The exit markets have been slow now for about two years, and that means consolidation. It’s hard to get accurate aggregate numbers for venture-backed acquisitions of venture-backed companies, but Commonwealth VC Mike Fitzgerald says it’s growing more common as firms’ thirst for liquidity grows acute. He says there are three types of consolidation moves, all of which are picking up steam: firesales, strategic grabs of healthy companies, and the more difficult merger of two viable venture-backed companies. In an interview Thursday, Fitzgerald offered VatorNews a refreshingly candid look at VC dealmaking during crunchtime.
MB: We’re seeing more venture-backed companies buying other venture-backed companies. What’s going on behind the scenes?
MF: Well, you have private companies that have been venture-backed, running for a while and they’re seeking liquidity for whatever reason, so they gotta do something, or maybe they’ve just decided to give up. The venture-capital partnerships are typically 10-year partnerships, and it’s typical to get a 1, 2 or maybe 3-year extension on that, so they’re 13 years; they’re finite things. Companies can take a lot longer than that to get in gear and succeed; many times they declare non-success well short of that.
The way I think about this is there are three types of situations that a venture fund can find themselves in. Working from the bottom up to the top, number one is: the investment premise has failed, so the venture firm is giving up. “I gotta sell it. I know I’m not going to get a lot of money for it . Other young companies backed by venture firms are often in the same space.” So they can consolidating that space—maybe capture some more customers, capture pieces of technology, capture a distribution channel—whatever it happens to be, the venture-backed portfolio company can bulk up on its opportunity that way. Usually they don’t have to spend a lot of money.
MB: Any examples?
MF: A company called Antenna Software down in Jersey City, New Jersey, just outside of Manhattan, is in the business of mobile applications for corporations—things like field service, sales-force management—that type of thing—from a mobile perspective. Two of their bigger competitors were companies called Dexterra and Vettro. Each of those companies had between $75 and $100+ million paid into them. The business models were just not progressing, so Antenna picked up both of those for a total of [undisclosed, per Fitzgerald’s request. The Vettro deal has been estimated elsewhere at $2.5 million and the Dexterra deal has been estimated at $18 million].

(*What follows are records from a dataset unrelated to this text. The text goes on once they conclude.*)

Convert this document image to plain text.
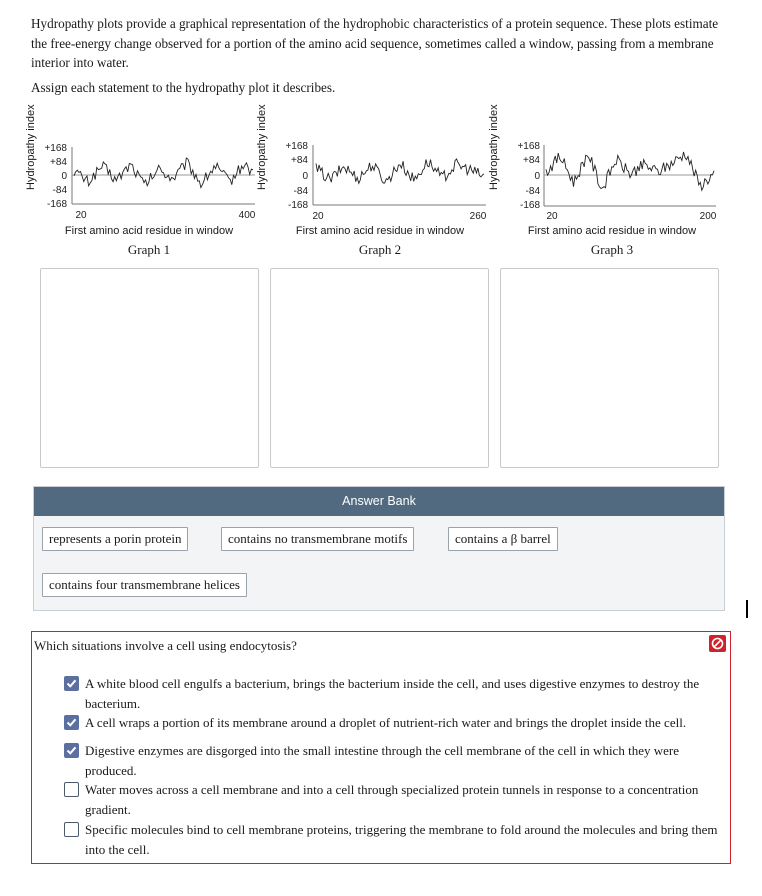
Hydropathy plots provide a graphical representation of the hydrophobic characteristics of a protein sequence. These plots estimate the free-energy change observed for a portion of the amino acid sequence, sometimes called a window, passing from a membrane interior into water.

Assign each statement to the hydropathy plot it describes.

Hydropathy index +168
+84
0
-84
-168
20	400
First amino acid residue in window
Graph 1
Hydropathy index +168
+84
0
-84
-168
20	260
First amino acid residue in window
Graph 2
Hydropathy index +168
+84
0
-84
-168
20	200
First amino acid residue in window
Graph 3
Answer Bank
represents a porin protein	contains no transmembrane motifs	contains a β barrel
contains four transmembrane helices
Which situations involve a cell using endocytosis?
A white blood cell engulfs a bacterium, brings the bacterium inside the cell, and uses digestive enzymes to destroy the bacterium.
A cell wraps a portion of its membrane around a droplet of nutrient-rich water and brings the droplet inside the cell.
Digestive enzymes are disgorged into the small intestine through the cell membrane of the cell in which they were produced.
Water moves across a cell membrane and into a cell through specialized protein tunnels in response to a concentration gradient.
Specific molecules bind to cell membrane proteins, triggering the membrane to fold around the molecules and bring them into the cell.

That was a situation where the venture firms had given up. They knew that they couldn’t get to where they needed to be with those companies, so they had to do something. I like to call it “capitulate.” They gave up the dream: “There’s really not much value here; we can’t make this work; we’ll leave them.” So I think there are a lot of those running around. Usually if you put $75 or a $100 million dollars in, you’ve got a hell of a lot more to show for it than that, so those are two busted companies, so to speak.
That’s the bottom rung; let me go to the top rung. This would be a venture company buying another viable business that bulks up their business in some strategic way—again maybe some technology, maybe a customer base, maybe a channel, maybe a product opportunity—and they pick up smaller businesses to build their business. An example of that would be Reval, which is a SaaS supplier of hedge accounting and valuation services down in New York. They bought a company that was basically the same business with a slightly different spin that was in fact their biggest competitor; a healthy business. The two guys that founded it had been at it for 10 or 12 years and they wanted to retire. So that’s a bolt-on acquisition that was a good acquisition for all parties.
MB: What was the name of the target?
MF: The Company Reval bought was FXpress.
So that’s buying a healthy company. Usually to do those, the private company has to come up with the cash for it. In the case of Reval that was a [undisclosed amount] purchase, so we had to come up with the cash to do that.
The middle-of-the-road thing, which I think is a little bit tougher is where you have two venture-backed companies, both doing OK, but not big enough to get liquid. They aren’t valuable to get anybody excited, they’re not quite what they should be, so people start to think, “Gee, should I sell this? Should I get out of it? What can I do to make it look different, a little bigger, give us more opportunity, etc…” And there you get two venture syndicates often behind those companies, and those marriages are, in my opinion, ridiculously tough to do, because each venture group thinks their baby is beautiful and the other guy’s baby is ugly. So it’s very hard to get those two venture-capital syndicates and the two companies and the two managements, etc, to get together and do a deal, especially since it would likely be a private deal where not much cash changes hands, and that’s one that people dream about all the time, but those are few and far between.
Going back to the causes for this, the cause is really the ages of these companies relative to the age of the venture fund. At some point in time, you gotta get liquid, you gotta do something to get liquid. A lot of these companies have been around for a long time, so you gotta dream up different things to do to get it on a path to liquidity. People are trying to be much more creative than they have historically been.